Have a look below, plz.
Dick
-----Original Message-----
From: Tony Duell <ard(a)p850ug1.demon.co.uk>
To: Discussion re-collecting of classic computers
<classiccmp(a)u.washington.edu>
Date: Tuesday, July 20, 1999 1:05 PM
Subject: Re: Sun Monitor (UK) (2)
> The Sony GDM1950 designation is strange. Yours
was a Sun, mine is a
SuperMac
> and in searching the net I also found references
to a Radius version,
whom I
That monitor was used/badged by a lot of companies. There have been other
common workstation monitors as well - Hitachi made one (HM4119), KME made
a number of monochrome ones that turn up on all sorts of UK machines,
etc. Very few companies designed and built their own monitors.
> had thought manufactured their own monitors. There seem to be 19-21"
versions
> and now I find also 3 and 5 BNC editions. Makes
finding specs difficult.
I
> found this reference in the Sync on green FAQ :
>
> "For example, a STORM 1280/256 will drive a Sony GDM-1950 at 640x480,
800x600,
> 1024x768, 1280x1024 and DOS modes (this monitor is
rated at 63.34Khz
Horizontal
> sync. and the card runs at 64Khz Horizontal
sync.). This card uses an S3
> graphics accelerator. See also PC Magazine/April/13/1993."
>
The easiest way to stay within the range of the fixed frequency while
switching video modes as this one does is to play with the fonts.
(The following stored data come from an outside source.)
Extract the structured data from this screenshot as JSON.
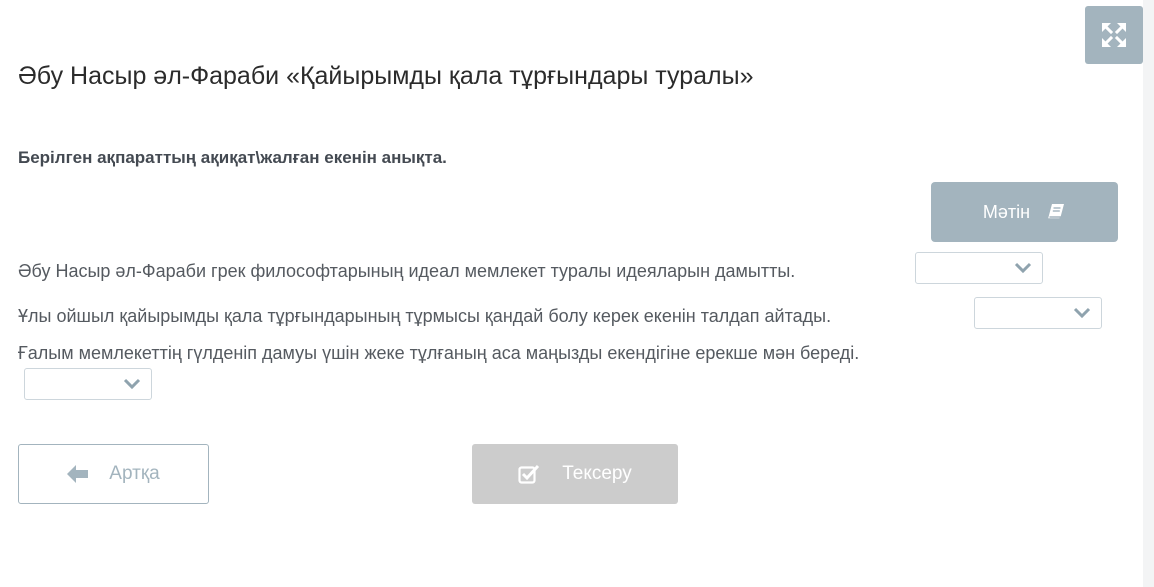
{
  "page": {
    "title": "Әбу Насыр әл-Фараби «Қайырымды қала тұрғындары туралы»",
    "instruction": "Берілген ақпараттың ақиқат\\жалған екенін анықта."
  },
  "toolbar": {
    "fullscreen_icon": "expand-arrows-icon",
    "text_button_label": "Мәтін",
    "text_button_icon": "book-icon"
  },
  "statements": [
    {
      "text": "Әбу Насыр әл-Фараби грек философтарының идеал мемлекет туралы идеяларын дамытты.",
      "selected_value": ""
    },
    {
      "text": "Ұлы ойшыл қайырымды қала тұрғындарының тұрмысы қандай болу керек екенін талдап айтады.",
      "selected_value": ""
    },
    {
      "text": "Ғалым мемлекеттің гүлденіп дамуы үшін жеке тұлғаның аса маңызды екендігіне ерекше мән береді.",
      "selected_value": ""
    }
  ],
  "navigation": {
    "back_label": "Артқа",
    "back_icon": "arrow-left-icon",
    "check_label": "Тексеру",
    "check_icon": "check-square-icon"
  },
  "colors": {
    "accent": "#a3b4be",
    "disabled_button": "#cccccc",
    "select_border": "#cdd6dc"
  }
}
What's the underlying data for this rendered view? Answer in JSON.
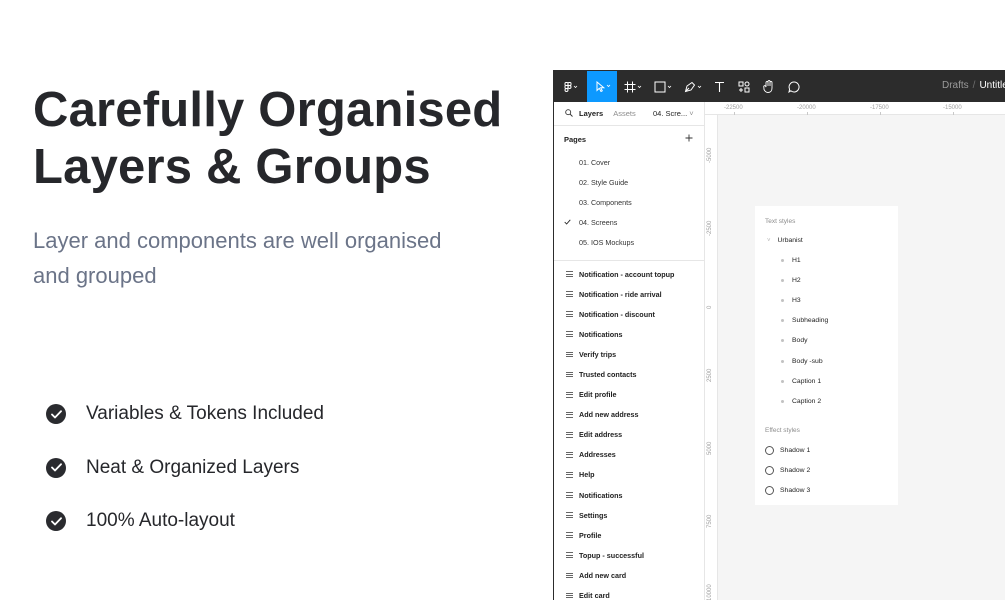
{
  "headline": {
    "line1": "Carefully Organised",
    "line2": "Layers & Groups"
  },
  "subtitle": {
    "line1": "Layer and components are well organised",
    "line2": "and grouped"
  },
  "features": [
    {
      "label": "Variables & Tokens Included",
      "icon": "check-circle-icon"
    },
    {
      "label": "Neat & Organized Layers",
      "icon": "check-circle-icon"
    },
    {
      "label": "100% Auto-layout",
      "icon": "check-circle-icon"
    }
  ],
  "toolbar": {
    "tools": [
      "main-menu-icon",
      "move-tool-icon",
      "frame-tool-icon",
      "shape-tool-icon",
      "pen-tool-icon",
      "text-tool-icon",
      "components-icon",
      "hand-tool-icon",
      "comment-icon"
    ],
    "active_tool": "move-tool-icon",
    "breadcrumb_parent": "Drafts",
    "breadcrumb_sep": "/",
    "file_name": "Untitled"
  },
  "panel": {
    "tab_layers": "Layers",
    "tab_assets": "Assets",
    "current_page": "04. Scre...",
    "pages_title": "Pages",
    "pages": [
      "01. Cover",
      "02. Style Guide",
      "03. Components",
      "04. Screens",
      "05. IOS Mockups"
    ],
    "active_page_index": 3,
    "layers": [
      "Notification - account topup",
      "Notification - ride arrival",
      "Notification - discount",
      "Notifications",
      "Verify trips",
      "Trusted contacts",
      "Edit profile",
      "Add new address",
      "Edit address",
      "Addresses",
      "Help",
      "Notifications",
      "Settings",
      "Profile",
      "Topup - successful",
      "Add new card",
      "Edit card"
    ]
  },
  "canvas": {
    "ruler_top": [
      "-22500",
      "-20000",
      "-17500",
      "-15000"
    ],
    "ruler_left": [
      "-5000",
      "-2500",
      "0",
      "2500",
      "5000",
      "7500",
      "10000"
    ],
    "text_styles_title": "Text styles",
    "font_group": "Urbanist",
    "text_styles": [
      "H1",
      "H2",
      "H3",
      "Subheading",
      "Body",
      "Body -sub",
      "Caption 1",
      "Caption 2"
    ],
    "effect_styles_title": "Effect styles",
    "effect_styles": [
      "Shadow 1",
      "Shadow 2",
      "Shadow 3"
    ]
  },
  "colors": {
    "accent": "#0d99ff",
    "toolbar": "#2c2c2c",
    "canvas": "#f5f5f5",
    "subtitle": "#6b7488"
  }
}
If you
use a large font (lotsa pixels) you generate fewer lines of text and fewer
characters, yet don't change the actual sweep rate at which the monitor
operates.
Unfortunately, most cards don't allow enough character generator
flexibility. That might mean drawing the fonts manually, or at least in
segments potentially supportable by the features of the graphics chip.
>
> Now what kind of bloody "fixed frequency" is this. On another site ISTR
they
even had a
different scan rate.
Fixed frequency != known scan rate :-(.
Fixed frequency means that the scan frequencies are set when the monitor
is built and can't (easily!) be altered afterwards. But different
monitors may have been built for different frequencies. I've got monitor
manuals that cover (say) 50kHz and 64kHz versions of the chassis. They
all go under much the same model number though.